精神的な暗闇の中に浮かぶのは、いつだって自分自身なのです。

私たちは、人生の中でどんな体験をしようとも、最後には自分自身に立ち返らなければならない。

『隠者』はそれを教えてくれます。

タロット「隠者」から見る、幸せのかたち

「幸せ」という我々が欲してやまないものにも、一般的な幸せという形が存在します。

それっていうのはとどのつまり、社会的な地位やら財やら作って、自分と同等のあるいはそれ以上にイケてるパートナーと結婚して、家族を作って、家も建てて…みたいなことを目指すのです。

そんでもって、それから外れている人には、奇異の目を向けられることでしょう。

近所のおばさん
近所のおばさん

あの子はいい歳してあんなことやって…。

近所のおじさん
近所のおじさん

早く結婚して子供を産めばいいのに…。

でも、

でも、そんなことはどうでもいいんですよ。

そのレールに乗ったところで、幸せになれる保障なんてどこにもないんです。
その世間の人たちが保証してくれることもまた、ないんです。

世間の評価なんて関係ない。
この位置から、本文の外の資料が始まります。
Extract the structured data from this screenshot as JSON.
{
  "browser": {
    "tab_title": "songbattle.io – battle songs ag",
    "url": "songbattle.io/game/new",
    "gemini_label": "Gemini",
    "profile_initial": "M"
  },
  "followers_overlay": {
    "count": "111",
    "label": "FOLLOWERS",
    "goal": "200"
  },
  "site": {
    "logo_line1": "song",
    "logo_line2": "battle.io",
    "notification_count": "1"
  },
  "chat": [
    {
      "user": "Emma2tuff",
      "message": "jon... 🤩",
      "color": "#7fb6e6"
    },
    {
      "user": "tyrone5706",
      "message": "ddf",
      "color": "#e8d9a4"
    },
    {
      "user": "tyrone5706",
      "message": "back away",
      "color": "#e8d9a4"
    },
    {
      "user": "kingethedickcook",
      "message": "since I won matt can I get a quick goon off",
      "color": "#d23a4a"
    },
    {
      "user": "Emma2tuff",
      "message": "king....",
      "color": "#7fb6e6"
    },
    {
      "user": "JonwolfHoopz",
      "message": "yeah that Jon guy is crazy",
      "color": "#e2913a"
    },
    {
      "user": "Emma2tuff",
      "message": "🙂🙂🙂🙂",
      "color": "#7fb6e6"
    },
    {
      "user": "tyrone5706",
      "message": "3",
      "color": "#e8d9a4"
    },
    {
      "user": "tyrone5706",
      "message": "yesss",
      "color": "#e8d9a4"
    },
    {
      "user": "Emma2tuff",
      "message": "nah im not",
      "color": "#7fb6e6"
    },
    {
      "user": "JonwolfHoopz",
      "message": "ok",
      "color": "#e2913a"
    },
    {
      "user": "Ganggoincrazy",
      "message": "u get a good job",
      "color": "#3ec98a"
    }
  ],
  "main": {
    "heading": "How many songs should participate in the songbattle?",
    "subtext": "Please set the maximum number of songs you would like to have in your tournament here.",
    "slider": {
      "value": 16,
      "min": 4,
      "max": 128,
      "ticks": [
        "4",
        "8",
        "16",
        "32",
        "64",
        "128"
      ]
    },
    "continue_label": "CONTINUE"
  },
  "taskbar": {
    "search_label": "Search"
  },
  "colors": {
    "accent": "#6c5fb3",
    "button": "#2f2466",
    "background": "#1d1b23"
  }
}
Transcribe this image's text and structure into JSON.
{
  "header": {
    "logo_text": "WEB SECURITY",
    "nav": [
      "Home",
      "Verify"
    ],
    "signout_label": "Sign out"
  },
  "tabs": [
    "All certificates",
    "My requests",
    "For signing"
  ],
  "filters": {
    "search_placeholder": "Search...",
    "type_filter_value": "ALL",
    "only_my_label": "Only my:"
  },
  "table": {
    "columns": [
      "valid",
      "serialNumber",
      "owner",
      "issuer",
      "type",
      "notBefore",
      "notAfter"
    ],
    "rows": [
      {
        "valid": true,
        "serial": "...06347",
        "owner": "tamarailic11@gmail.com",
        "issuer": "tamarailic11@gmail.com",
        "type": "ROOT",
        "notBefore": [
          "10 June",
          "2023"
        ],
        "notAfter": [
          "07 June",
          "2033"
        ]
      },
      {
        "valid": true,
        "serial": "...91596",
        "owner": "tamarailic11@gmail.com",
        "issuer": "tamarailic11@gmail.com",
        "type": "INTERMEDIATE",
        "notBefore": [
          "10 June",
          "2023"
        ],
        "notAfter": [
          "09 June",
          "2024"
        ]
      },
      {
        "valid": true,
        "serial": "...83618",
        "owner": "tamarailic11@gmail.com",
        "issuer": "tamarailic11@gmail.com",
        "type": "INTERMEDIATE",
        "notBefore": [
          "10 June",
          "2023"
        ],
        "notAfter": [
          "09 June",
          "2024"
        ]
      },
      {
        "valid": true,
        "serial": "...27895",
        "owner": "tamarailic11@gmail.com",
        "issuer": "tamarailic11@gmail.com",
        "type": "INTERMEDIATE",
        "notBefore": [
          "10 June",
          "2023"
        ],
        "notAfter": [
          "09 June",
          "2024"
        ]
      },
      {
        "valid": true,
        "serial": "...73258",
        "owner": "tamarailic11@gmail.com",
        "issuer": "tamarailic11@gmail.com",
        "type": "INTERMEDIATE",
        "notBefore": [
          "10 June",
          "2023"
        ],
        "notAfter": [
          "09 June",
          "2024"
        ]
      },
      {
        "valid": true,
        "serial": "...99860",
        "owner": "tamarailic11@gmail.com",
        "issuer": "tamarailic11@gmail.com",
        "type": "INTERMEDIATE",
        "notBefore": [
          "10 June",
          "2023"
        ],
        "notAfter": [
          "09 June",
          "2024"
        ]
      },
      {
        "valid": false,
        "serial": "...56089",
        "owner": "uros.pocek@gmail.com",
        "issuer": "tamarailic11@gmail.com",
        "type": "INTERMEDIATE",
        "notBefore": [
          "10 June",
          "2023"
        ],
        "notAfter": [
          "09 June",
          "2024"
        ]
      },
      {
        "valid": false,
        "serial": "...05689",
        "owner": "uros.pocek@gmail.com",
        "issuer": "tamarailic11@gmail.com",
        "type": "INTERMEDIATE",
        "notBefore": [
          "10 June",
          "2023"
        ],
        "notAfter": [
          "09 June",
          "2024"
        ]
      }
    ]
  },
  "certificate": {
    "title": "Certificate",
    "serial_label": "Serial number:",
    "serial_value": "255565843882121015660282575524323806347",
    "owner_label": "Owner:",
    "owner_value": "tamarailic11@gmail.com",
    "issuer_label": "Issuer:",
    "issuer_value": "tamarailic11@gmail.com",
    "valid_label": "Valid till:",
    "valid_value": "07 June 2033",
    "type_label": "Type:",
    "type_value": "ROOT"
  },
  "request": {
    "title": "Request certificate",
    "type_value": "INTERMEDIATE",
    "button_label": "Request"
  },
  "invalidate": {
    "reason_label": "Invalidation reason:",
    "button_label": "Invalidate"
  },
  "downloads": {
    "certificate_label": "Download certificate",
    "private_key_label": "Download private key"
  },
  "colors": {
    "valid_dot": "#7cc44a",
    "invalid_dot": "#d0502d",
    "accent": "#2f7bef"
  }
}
今まで学んだことを総動員して、自分の価値でもって、自分が幸せだと思う人生を作るんです。
自分で決めたことを、いかにやり抜けるか。
嘘偽りのない真理こと、「私の中のランタン」を追求できるか。

それが「ほんとうのしあわせ」なんじゃないかな。

(ちなみに、このサイト「或るランタンのゆくえ」の名前は、実はここからきています。笑)

そんなことを、不肖わたくしは『隠者』で学びました。

(現在、私の読んだ百科事典の如き本「ユングとタロット元型の旅」は手に入れるのが難しいので、興味を持たれた方は図書館に行かれるか、鏡リュウジさんの本が分かりやすくてお勧めです。)

「お前は誰だ?」
隠者はいつまでも、私たちの答えを待っている。